On March 10, the Admission Office sent offers of admission to almost 200 remarkable young men and women. We made our choices known; now, each of those kids has a choice to make. This Chuck's Corner, written last year, seems appropriate to review at this time!
On the evening of January 8, 2007, violin virtuoso
Joshua Bell strode onto the stage of Boston Symphony Hall to a standing ovation, and performed Max Bruch's Violin Concerto in G Minor.
Tall, slender, handsome, with an early-Beatles mop of hair, shirttails untucked, Bell is a young "rockstar" to classical music aficionados. He finished to another standing ovation, and was later mobbed by autograph seekers at the stage door.
Three days later, at the peak of morning rush hour, Bell emerged from the metro at Washington D.C.'s L'enfant Plaza Station wearing jeans and a T-shirt, positioned himself at the top of an escalator next to a trash bin, opened up his violin case, removed a $3,500,000 violin handcrafted by Antonio Stradivari in 1713, threw a few dollars into the case at his feet, and played for 43 minutes, starting with Bach's
Chaconne from the Partida No. 2 in D Minor. As is his style, he threw himself into the piece with passion and dramatic upper-body movement.
Of the
Chaconne, Bell says, "It's not just one of the greatest pieces of music ever written, but one of the greatest achievements of any man in history." Over the 43 minutes that Joshua Bell played at the entrance of a subway station next to a lottery kiosk that morning, 1,097 commuters hurried by. Of them, 27 tossed money in his case and 7 stopped to listen. When he packed up his Stradivarius, he counted $32 and change.
Behavioral guru
Seth Godin writes about our desire to get "picked:" to be recognized for our work (playing in a subway,) to be elected a leader or captain, to be chosen to speak at graduation, to gain admission to your first choice, to land a good job. But getting picked is hard, and the correlation between being good and getting picked is inexact.

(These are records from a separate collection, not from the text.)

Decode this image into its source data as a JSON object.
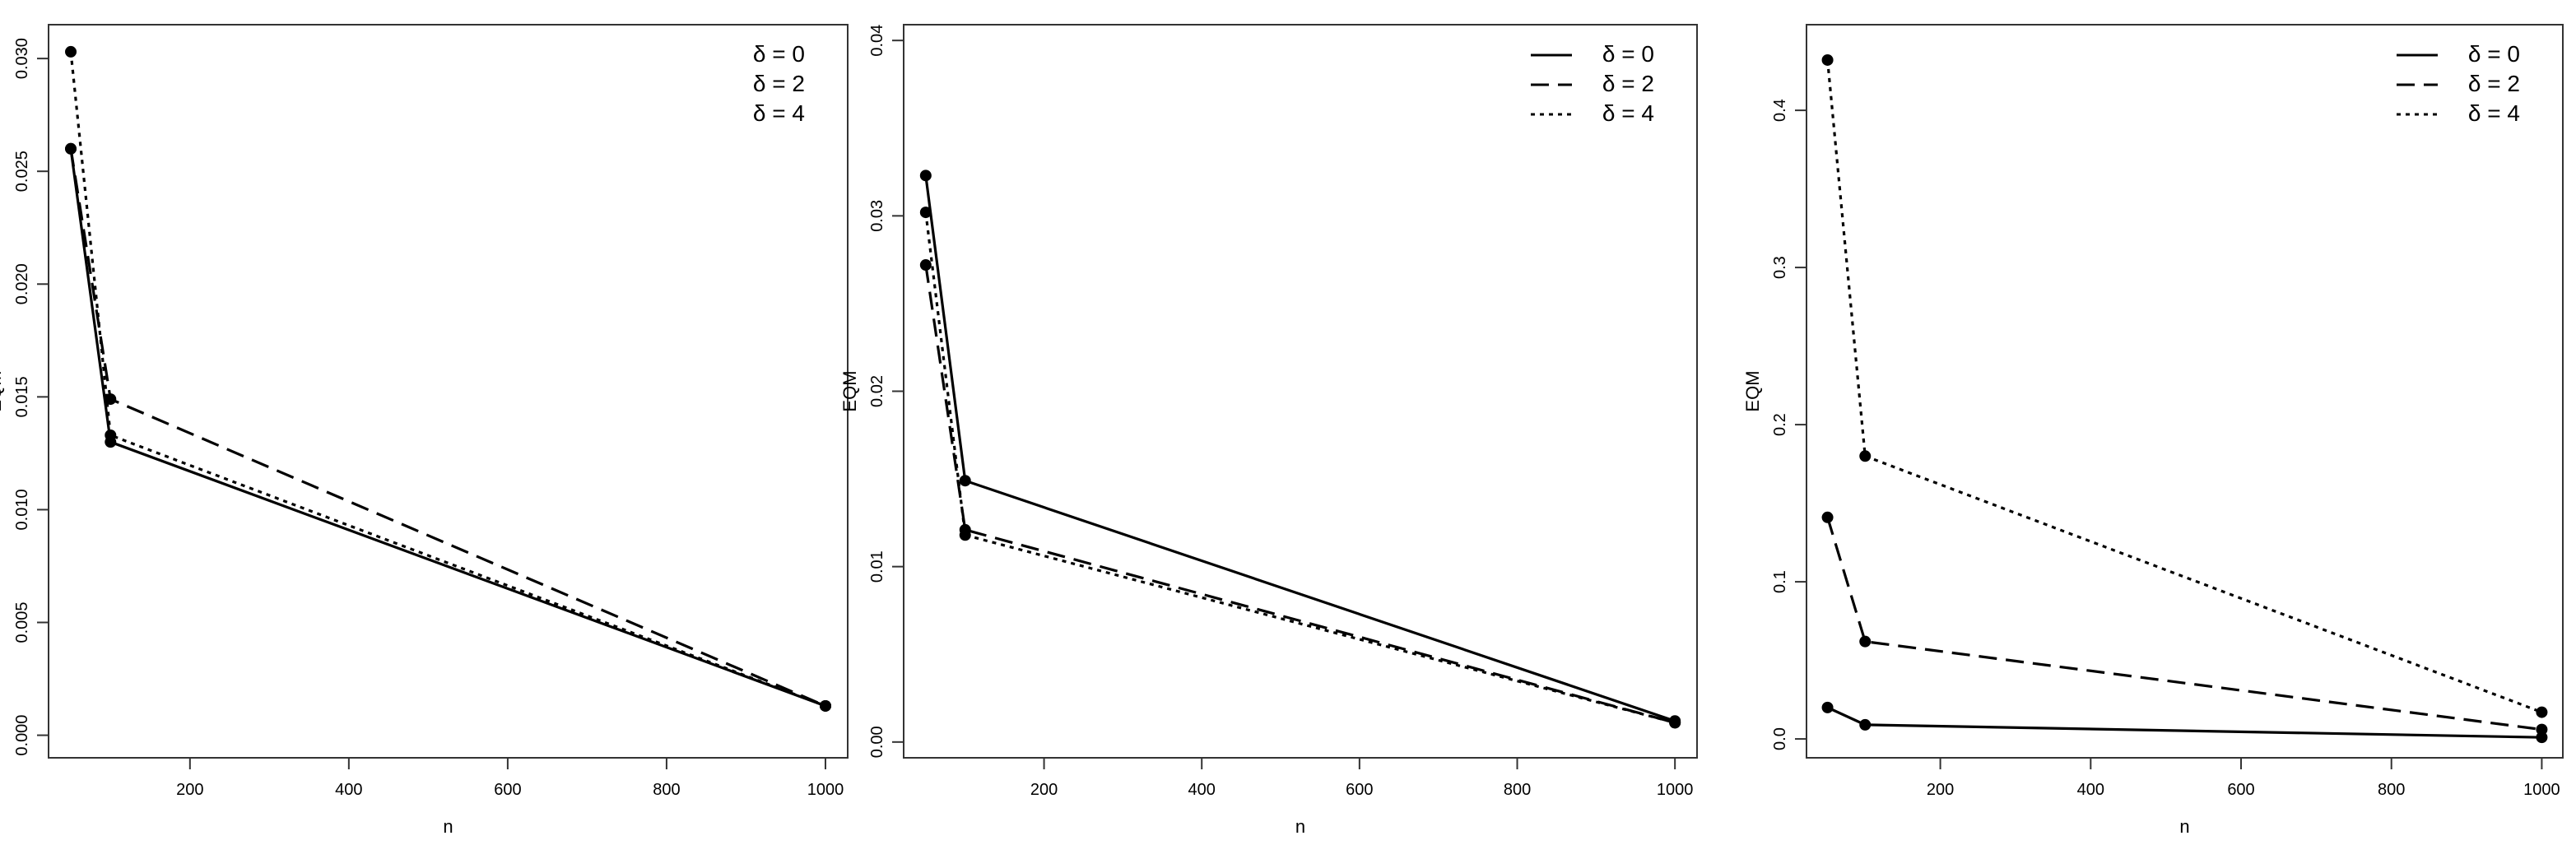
{
  "chart_data": [
    {
      "type": "line",
      "title": "",
      "xlabel": "n",
      "ylabel": "EQM",
      "xlim": [
        22,
        1028
      ],
      "ylim": [
        -0.001,
        0.0315
      ],
      "xticks": [
        "200",
        "400",
        "600",
        "800",
        "1000"
      ],
      "yticks": [
        "0.000",
        "0.005",
        "0.010",
        "0.015",
        "0.020",
        "0.025",
        "0.030"
      ],
      "x": [
        50,
        100,
        1000
      ],
      "legend_position": "top-right",
      "legend_has_lines": false,
      "series": [
        {
          "name": "δ = 0",
          "dash": "solid",
          "values": [
            0.026,
            0.013,
            0.0013
          ]
        },
        {
          "name": "δ = 2",
          "dash": "dashed",
          "values": [
            0.026,
            0.0149,
            0.0013
          ]
        },
        {
          "name": "δ = 4",
          "dash": "dotted",
          "values": [
            0.0303,
            0.0133,
            0.0013
          ]
        }
      ]
    },
    {
      "type": "line",
      "title": "",
      "xlabel": "n",
      "ylabel": "EQM",
      "xlim": [
        22,
        1028
      ],
      "ylim": [
        -0.0009,
        0.0409
      ],
      "xticks": [
        "200",
        "400",
        "600",
        "800",
        "1000"
      ],
      "yticks": [
        "0.00",
        "0.01",
        "0.02",
        "0.03",
        "0.04"
      ],
      "x": [
        50,
        100,
        1000
      ],
      "legend_position": "top-right",
      "legend_has_lines": true,
      "series": [
        {
          "name": "δ = 0",
          "dash": "solid",
          "values": [
            0.0323,
            0.0149,
            0.0012
          ]
        },
        {
          "name": "δ = 2",
          "dash": "dashed",
          "values": [
            0.0272,
            0.0121,
            0.0011
          ]
        },
        {
          "name": "δ = 4",
          "dash": "dotted",
          "values": [
            0.0302,
            0.0118,
            0.0011
          ]
        }
      ]
    },
    {
      "type": "line",
      "title": "",
      "xlabel": "n",
      "ylabel": "EQM",
      "xlim": [
        22,
        1028
      ],
      "ylim": [
        -0.012,
        0.4545
      ],
      "xticks": [
        "200",
        "400",
        "600",
        "800",
        "1000"
      ],
      "yticks": [
        "0.0",
        "0.1",
        "0.2",
        "0.3",
        "0.4"
      ],
      "x": [
        50,
        100,
        1000
      ],
      "legend_position": "top-right",
      "legend_has_lines": true,
      "series": [
        {
          "name": "δ = 0",
          "dash": "solid",
          "values": [
            0.02,
            0.009,
            0.001
          ]
        },
        {
          "name": "δ = 2",
          "dash": "dashed",
          "values": [
            0.141,
            0.062,
            0.006
          ]
        },
        {
          "name": "δ = 4",
          "dash": "dotted",
          "values": [
            0.432,
            0.18,
            0.017
          ]
        }
      ]
    }
  ]
}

Getting picked when we want to be picked is not necessarily in our control. Godin urges us to consider alternate paths to alternate goals than those controlled by the picking system. "Pick yourself," he urges, "by becoming remarkable at something different, for a different audience, in a new and different way."
"The problem," he notes, "is that it's frightening to pick yourself. It's far easier to put your future in someone else's hands than to slog your way forward, owning the results as you go."